One consequence of the tendential re-monopolising of violence in the hands of the ‘third government' of the Resistance was that the formations that refused to recognise the authority of the CLNs and the CVLs – especially when the latter became formally unified – were to be looked on with distrust: lacking the official blessing of the new legitimacy, they would always seem to be on the point of falling into street banditry.
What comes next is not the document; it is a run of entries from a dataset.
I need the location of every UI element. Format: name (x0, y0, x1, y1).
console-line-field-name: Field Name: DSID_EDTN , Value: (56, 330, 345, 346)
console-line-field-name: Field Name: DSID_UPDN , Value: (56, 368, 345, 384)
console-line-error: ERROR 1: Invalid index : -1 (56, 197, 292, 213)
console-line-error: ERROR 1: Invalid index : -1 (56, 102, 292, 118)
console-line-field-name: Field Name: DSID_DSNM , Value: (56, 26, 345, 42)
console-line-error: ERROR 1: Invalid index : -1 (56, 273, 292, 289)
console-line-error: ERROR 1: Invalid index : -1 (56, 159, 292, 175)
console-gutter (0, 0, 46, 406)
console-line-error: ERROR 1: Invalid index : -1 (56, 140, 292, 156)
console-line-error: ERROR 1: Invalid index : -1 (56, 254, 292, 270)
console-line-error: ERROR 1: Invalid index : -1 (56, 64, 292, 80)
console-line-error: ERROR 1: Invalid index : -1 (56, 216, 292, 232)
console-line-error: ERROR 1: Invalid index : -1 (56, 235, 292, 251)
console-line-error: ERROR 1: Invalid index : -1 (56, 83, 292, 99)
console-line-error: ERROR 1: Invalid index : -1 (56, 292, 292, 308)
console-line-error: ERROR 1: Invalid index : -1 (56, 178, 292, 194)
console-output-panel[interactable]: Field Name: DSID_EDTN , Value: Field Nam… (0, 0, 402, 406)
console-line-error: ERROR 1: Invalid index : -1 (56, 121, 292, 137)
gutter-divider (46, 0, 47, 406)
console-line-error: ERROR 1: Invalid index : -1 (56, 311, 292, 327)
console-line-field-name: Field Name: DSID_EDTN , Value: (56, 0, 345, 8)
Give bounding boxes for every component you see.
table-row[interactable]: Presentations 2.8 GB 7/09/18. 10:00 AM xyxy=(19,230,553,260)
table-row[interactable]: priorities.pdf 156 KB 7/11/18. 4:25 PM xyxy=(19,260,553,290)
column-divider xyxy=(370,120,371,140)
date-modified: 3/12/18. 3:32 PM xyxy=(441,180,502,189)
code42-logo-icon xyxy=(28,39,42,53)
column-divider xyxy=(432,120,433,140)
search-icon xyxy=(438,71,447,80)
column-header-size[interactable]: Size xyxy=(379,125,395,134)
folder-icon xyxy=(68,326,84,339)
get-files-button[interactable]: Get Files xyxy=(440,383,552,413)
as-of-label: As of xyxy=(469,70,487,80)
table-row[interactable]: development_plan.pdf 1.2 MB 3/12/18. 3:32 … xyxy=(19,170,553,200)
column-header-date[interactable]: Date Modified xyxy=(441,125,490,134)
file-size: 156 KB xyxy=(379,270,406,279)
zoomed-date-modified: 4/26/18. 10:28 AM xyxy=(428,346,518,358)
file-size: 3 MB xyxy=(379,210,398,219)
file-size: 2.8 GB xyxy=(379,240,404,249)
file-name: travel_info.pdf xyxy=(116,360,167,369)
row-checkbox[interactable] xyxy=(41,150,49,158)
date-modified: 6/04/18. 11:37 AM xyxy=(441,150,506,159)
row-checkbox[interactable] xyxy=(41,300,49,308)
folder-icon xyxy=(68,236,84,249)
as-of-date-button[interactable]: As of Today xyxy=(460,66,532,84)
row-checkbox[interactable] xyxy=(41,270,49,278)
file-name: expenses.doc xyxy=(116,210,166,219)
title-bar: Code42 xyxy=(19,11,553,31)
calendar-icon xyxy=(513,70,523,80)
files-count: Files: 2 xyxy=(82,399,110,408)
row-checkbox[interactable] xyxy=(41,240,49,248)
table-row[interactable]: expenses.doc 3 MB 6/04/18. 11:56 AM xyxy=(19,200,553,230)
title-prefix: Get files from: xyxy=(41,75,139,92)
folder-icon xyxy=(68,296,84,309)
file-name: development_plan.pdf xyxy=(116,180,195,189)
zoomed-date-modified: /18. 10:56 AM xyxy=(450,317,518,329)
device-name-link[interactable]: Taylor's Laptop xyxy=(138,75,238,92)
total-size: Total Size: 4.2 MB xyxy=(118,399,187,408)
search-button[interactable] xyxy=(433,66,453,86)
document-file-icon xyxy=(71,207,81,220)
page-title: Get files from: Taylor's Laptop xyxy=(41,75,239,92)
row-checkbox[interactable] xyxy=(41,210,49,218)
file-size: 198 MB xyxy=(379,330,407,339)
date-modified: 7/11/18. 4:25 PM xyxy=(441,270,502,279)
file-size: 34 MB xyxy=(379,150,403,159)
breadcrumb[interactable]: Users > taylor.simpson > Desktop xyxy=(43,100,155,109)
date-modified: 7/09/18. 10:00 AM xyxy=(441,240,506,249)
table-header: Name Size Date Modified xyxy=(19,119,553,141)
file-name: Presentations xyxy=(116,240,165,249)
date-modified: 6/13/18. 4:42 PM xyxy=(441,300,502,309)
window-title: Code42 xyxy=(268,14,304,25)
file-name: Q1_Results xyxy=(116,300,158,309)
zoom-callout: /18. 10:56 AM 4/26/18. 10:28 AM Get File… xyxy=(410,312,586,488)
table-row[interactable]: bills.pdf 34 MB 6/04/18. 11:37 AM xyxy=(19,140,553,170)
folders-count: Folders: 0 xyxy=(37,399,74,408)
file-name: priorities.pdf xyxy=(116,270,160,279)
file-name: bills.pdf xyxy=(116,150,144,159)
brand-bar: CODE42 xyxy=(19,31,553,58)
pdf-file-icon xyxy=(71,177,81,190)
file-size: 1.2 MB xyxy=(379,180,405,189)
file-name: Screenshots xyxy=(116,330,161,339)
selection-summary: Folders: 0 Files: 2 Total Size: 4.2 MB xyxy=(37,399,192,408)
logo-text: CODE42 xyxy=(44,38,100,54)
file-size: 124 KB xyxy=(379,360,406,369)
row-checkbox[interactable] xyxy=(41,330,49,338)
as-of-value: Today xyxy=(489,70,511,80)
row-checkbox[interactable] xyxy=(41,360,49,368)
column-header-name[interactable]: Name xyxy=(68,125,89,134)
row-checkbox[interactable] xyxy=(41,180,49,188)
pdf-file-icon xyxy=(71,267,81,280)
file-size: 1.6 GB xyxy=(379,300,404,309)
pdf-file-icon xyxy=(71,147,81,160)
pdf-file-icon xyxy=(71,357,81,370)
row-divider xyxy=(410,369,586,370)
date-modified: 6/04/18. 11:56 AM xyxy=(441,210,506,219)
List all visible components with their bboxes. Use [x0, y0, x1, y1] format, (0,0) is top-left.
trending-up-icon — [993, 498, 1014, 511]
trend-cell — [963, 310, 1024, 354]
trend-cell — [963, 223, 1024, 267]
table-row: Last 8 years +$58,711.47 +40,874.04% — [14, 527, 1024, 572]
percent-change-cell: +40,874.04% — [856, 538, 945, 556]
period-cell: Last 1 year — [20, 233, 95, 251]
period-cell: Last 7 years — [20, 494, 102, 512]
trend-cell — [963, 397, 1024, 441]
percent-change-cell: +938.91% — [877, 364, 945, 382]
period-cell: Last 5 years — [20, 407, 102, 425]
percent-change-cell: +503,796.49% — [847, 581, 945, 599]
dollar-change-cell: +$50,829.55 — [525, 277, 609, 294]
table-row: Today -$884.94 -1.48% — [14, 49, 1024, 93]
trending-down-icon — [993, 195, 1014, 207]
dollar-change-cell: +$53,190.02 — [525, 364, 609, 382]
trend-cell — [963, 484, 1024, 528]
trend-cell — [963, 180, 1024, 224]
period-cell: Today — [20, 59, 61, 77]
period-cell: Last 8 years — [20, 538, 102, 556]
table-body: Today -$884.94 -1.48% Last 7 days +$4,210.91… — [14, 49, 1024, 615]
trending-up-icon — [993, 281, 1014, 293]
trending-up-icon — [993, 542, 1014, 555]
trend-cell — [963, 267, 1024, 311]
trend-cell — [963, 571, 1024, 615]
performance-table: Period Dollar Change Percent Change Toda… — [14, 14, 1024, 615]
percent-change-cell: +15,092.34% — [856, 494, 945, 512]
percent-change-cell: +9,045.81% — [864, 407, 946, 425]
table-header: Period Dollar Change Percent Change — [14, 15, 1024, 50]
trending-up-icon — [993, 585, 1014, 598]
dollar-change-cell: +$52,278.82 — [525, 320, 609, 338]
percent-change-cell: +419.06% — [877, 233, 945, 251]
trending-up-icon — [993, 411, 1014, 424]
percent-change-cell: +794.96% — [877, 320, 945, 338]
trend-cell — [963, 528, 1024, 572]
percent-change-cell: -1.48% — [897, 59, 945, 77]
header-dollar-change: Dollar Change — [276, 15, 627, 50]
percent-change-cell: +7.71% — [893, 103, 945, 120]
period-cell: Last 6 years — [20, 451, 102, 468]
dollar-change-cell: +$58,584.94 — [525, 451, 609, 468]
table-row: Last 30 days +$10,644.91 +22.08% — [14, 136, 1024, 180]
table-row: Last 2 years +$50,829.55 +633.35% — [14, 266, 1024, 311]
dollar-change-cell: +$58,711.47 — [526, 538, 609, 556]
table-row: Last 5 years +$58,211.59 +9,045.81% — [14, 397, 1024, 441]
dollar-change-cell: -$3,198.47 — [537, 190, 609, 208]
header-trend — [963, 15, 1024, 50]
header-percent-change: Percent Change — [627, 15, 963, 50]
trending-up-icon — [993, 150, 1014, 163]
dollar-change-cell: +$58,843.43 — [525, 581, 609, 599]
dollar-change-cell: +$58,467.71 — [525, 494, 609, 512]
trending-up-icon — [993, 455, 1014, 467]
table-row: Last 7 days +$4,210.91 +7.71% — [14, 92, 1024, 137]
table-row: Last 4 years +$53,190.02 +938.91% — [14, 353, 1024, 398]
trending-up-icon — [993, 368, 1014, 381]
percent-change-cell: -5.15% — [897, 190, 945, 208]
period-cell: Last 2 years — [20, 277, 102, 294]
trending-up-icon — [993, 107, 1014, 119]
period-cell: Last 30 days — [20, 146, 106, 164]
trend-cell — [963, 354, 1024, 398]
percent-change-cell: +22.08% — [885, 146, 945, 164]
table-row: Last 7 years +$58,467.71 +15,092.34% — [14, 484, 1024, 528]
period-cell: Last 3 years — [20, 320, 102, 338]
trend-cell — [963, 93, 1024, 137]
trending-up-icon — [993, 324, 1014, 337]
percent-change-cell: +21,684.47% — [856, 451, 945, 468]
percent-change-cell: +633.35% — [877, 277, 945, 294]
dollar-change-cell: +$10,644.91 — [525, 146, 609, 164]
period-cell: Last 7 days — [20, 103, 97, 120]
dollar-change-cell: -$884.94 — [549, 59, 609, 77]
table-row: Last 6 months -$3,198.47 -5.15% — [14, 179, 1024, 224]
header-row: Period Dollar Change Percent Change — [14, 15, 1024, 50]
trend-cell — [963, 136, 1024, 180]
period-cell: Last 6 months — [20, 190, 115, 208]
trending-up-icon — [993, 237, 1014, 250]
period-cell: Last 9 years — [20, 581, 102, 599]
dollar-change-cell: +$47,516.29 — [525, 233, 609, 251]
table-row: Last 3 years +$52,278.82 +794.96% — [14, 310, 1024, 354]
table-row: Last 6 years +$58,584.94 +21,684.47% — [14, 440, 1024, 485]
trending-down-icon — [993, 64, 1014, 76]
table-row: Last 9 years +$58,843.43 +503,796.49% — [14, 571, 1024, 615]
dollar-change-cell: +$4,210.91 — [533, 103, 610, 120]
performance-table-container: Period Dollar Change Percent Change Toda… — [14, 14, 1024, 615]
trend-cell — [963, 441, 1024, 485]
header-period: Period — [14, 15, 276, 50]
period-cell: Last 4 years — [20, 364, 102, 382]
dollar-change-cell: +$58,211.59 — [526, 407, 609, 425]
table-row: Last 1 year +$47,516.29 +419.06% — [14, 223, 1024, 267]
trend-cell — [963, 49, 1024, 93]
The Command of a Garibaldi brigade reminded a commander who was stubbornly resisting the unification of the forces that those who remained outside would be treated as ‘bandits' and ‘saboteurs of liberty' and be given the death penalty.
10
Another Garibaldi formation warned that those who used ration coupons without supporting the CLN, but usurping its name, would have to answer before a people's tribunal, while if they did not even use the name, they would certainly be shot.
11
No less severe was the GL Lombard Command with its reminder that only membership of the CVL legitimates a formation, ‘which otherwise would at present, and still more so after the Liberation, be considered altogether differently'; and which, to make things still clearer, added that uncontrolled initiatives led to damaging actions and useless losses, even ‘when they do not degenerate into more or less open forms of banditry'.
12

Naturally, this more or less unavoidable necessity lent itself to political vendetta – for example the denunciation, mentioned earlier, of ‘
sinistrimo
as a mask of the Gestapo', and to acts of discrimination against those who saw ‘irregularity' as being still an innate component of their decision to join the Resistance
and the increasingly rife ferments of social revolt. A typical case is Giuseppe Marozin, an intriguing popular ringleader from the Vicenza area. While no one questioned his courage and enterprise, orders were given that, if he was caught in the act, ‘one should intervene with the maximum determination and with all the means at one's disposal'.
13

The danger was also felt on the left that nuclei of future white guards were nesting in the irregular formations. Above all, and particularly in the last months, the Communists were on the lookout on this score; and the efforts made to defend the factories by means of the SAPs and other CLN-recognised formations aimed also at preventing a last-minute collapse, to their own disadvantage, of that unification of forces in the name of which so many of the class ‘differences' most deeply felt by the militants had been sacrificed. On the other hand, the very presence of armed workers in the factories could tempt the owners to organise their own squads. When in Turin the DC became spokesman for such a request, the PCI's reaction was extremely severe. ‘Any other organisms [that are not SAPs] directed and financed by the forces of reaction will be fought with every means': ‘In fact, the Turin Communists had earlier warned: the industrialists, especially the management of the Fiat plant, would do well to remember that the workers will not tolerate management's private squads entering the factories, since they are considered real corps of white guards and are treated as such.'
14

Similar warnings were given in Milan and elsewhere.
15
An extremely precocious denunciation of this kind had come from
L'Italia Libera
, the Action Party newspaper: ‘Watch out for squads that the capitalists themselves are promoting
for their class interests, under the guise of the appeal to ‘national solidarity' and ‘sacrifices to bear in common' and under the promises of ‘concessions on the social terrain'.